What better time of year to make some fresh salsa than right now?! As I’ve mentioned before, my husband and I were lucky enough to live in the heart of Mexico for a few months as part of an internship program. Mexican food has always been one of my favorites, and I absolutely loved getting to know “true” Mexican food while we lived there!
There always a debate as to which kinds of tomatoes are the best for making salsa. The answer is simply this: The best tomatoes are ripe tomatoes. Whichever ones you can find that have the most flavor. If they happen to have a higher water content, that’s fine. We’ll drain them.
My homemade version would likely go bad faster than the store bough variety, but I kept my last batch for a little over a week, and it was still good! Store bought would likely last longer, which is why I still buy some of that too.

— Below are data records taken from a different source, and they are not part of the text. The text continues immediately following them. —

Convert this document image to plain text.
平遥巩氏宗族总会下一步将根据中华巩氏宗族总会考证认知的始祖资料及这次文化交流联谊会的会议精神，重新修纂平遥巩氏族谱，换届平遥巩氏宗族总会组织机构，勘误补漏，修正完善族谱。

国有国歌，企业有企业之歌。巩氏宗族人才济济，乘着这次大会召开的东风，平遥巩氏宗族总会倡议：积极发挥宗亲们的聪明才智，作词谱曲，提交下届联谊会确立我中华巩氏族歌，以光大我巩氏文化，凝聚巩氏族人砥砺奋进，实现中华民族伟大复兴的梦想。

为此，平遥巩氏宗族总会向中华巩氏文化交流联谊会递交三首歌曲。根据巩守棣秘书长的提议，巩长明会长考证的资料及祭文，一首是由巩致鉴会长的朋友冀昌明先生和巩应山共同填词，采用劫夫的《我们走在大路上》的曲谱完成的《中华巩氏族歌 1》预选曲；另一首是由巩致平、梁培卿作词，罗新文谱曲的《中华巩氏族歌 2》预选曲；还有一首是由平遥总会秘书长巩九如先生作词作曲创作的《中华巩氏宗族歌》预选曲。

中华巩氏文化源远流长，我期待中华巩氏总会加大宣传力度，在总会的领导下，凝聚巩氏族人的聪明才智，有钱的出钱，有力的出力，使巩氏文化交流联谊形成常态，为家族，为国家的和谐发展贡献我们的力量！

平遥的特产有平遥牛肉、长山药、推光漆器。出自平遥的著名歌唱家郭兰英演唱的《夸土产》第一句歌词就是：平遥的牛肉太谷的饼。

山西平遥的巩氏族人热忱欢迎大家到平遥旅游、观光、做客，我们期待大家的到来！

I just came in from picking an overwhelming amount of cherry tomatoes and jalapenos and wanted to whip up some fresh salsa. I did a quick search and came to your recipe. Wow! https://great-salsa.com/category/fruit/ Can’t wait till my hubby tries it. And I think this would freeze well. I would put in quart size zipper bags in the desired amount. It may be a little thinner at thaw time, but you could add a little guacamole or avocado to thicken it up at the point of use.
I tried this tonight. I made your recipe as written and then added several cups of peaches to the mix. My jalapenos were super spicy so I decided to add a bit of sugar (probably half a cup) to bring out a bit more of the sweetness of the peaches. It was very tasty! My understanding is that all these additions are safe since peaches are adding extra acid and the sugar is just for flavor since there is already plenty of vinegar.
Prepare your jars and lids by washing in warm, soapy water and rinsing thoroughly. Place jar rack into water bath canner, set jars in the canner, add water, and boil jars for 10 minutes to sterilize. Warm your lids in a small pot over low heat. Keep jars and lids warm until ready to use.
Although, my hubby doesn’t measure when he makes food. So, I had to stand right there with him this time, so I could measure everything he put in. He said I was cramping his mojo, but I couldn’t share a recipe that said a pinch of this and a pinch of that. Ya know?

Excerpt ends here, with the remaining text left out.